Materials such as glass always reflect part of the incident light, making display screens hard to use in sunlight, but the glasswing butterfly hardly reflects any light in spite of its transparent wings.
Researchers at the Karlsruhe Institute of Technology (KIT) in Germany have found that irregular nanostructures on the surface of the butterfly wing cause the low reflectivity and hope that a synthetic version of the structure could be used for lenses or mobile phone displays.
Researchers scanned the glasswings using an electron microscope, only to see the pillar-like nanostructures arranged irregularly and at a random height, in contrast with regular-size nanostructures responsible for the low reflection of other animals.
Irregularity of the size and distribution of nanostructures on the surface of the butterfly wing causes low reflection of light at all view angles [Credit: KIT]
The typical height of the minuscule pillars varied between 400 and 600nm, with the distance of the pillars ranging from 100 to 140nm, or about one thousandth of the diameter of a human hair. In simulations the researchers modelled this irregularity of the nanopillars and found that it was still anti-glare and almost non-reflective.
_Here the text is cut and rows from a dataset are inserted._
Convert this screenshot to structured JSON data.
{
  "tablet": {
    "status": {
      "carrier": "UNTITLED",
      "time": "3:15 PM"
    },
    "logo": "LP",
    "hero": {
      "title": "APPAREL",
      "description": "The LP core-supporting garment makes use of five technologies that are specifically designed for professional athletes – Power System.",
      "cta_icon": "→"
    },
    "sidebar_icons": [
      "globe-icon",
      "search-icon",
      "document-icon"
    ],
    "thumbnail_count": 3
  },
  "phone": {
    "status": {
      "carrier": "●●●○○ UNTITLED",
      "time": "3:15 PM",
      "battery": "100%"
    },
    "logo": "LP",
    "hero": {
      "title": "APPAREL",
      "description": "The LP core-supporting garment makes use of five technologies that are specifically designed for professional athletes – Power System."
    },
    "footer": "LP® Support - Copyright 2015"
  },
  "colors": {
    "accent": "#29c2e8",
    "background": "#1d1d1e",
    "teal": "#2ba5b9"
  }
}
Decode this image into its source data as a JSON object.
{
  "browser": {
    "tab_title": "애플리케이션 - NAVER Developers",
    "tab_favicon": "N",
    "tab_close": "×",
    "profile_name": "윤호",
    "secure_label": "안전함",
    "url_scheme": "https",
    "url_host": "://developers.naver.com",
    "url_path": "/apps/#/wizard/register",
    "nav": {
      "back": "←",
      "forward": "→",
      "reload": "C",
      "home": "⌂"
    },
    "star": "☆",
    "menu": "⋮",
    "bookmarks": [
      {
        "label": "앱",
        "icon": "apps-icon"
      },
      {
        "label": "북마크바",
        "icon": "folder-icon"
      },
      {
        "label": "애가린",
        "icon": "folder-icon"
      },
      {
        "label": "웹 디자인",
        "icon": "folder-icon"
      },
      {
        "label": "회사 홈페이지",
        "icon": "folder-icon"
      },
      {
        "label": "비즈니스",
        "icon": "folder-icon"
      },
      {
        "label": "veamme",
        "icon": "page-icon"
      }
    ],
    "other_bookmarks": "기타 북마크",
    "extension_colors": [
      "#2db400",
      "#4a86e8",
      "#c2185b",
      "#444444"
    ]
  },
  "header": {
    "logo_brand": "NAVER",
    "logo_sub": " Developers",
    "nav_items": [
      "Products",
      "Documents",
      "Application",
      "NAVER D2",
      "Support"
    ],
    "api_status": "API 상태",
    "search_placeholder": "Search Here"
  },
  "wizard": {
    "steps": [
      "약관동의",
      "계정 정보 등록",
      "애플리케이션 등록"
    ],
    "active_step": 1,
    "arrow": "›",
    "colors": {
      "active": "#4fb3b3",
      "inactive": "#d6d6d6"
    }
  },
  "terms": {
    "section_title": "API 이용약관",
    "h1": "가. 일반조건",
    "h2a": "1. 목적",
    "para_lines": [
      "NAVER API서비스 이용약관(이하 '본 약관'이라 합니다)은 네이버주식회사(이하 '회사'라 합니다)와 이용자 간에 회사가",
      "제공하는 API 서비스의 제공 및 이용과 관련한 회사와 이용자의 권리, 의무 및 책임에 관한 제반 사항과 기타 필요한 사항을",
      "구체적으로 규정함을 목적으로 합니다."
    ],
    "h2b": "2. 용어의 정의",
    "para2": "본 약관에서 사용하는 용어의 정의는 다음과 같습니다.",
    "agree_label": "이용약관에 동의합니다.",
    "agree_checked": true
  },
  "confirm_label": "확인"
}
Radwanul Hasan Siddique, who discovered the effect, said: “In contrast to other natural phenomena, where regularity is of top priority, the glasswing butterfly uses an apparent chaos to reach effects that are also fascinating for us humans.”
The team will work next on the practical implementation of the process , although, prototype experiments have already revealed that this type of surface coating also has water-repellent and self-cleaning effect.
The findings were published in the journal Nature Communications.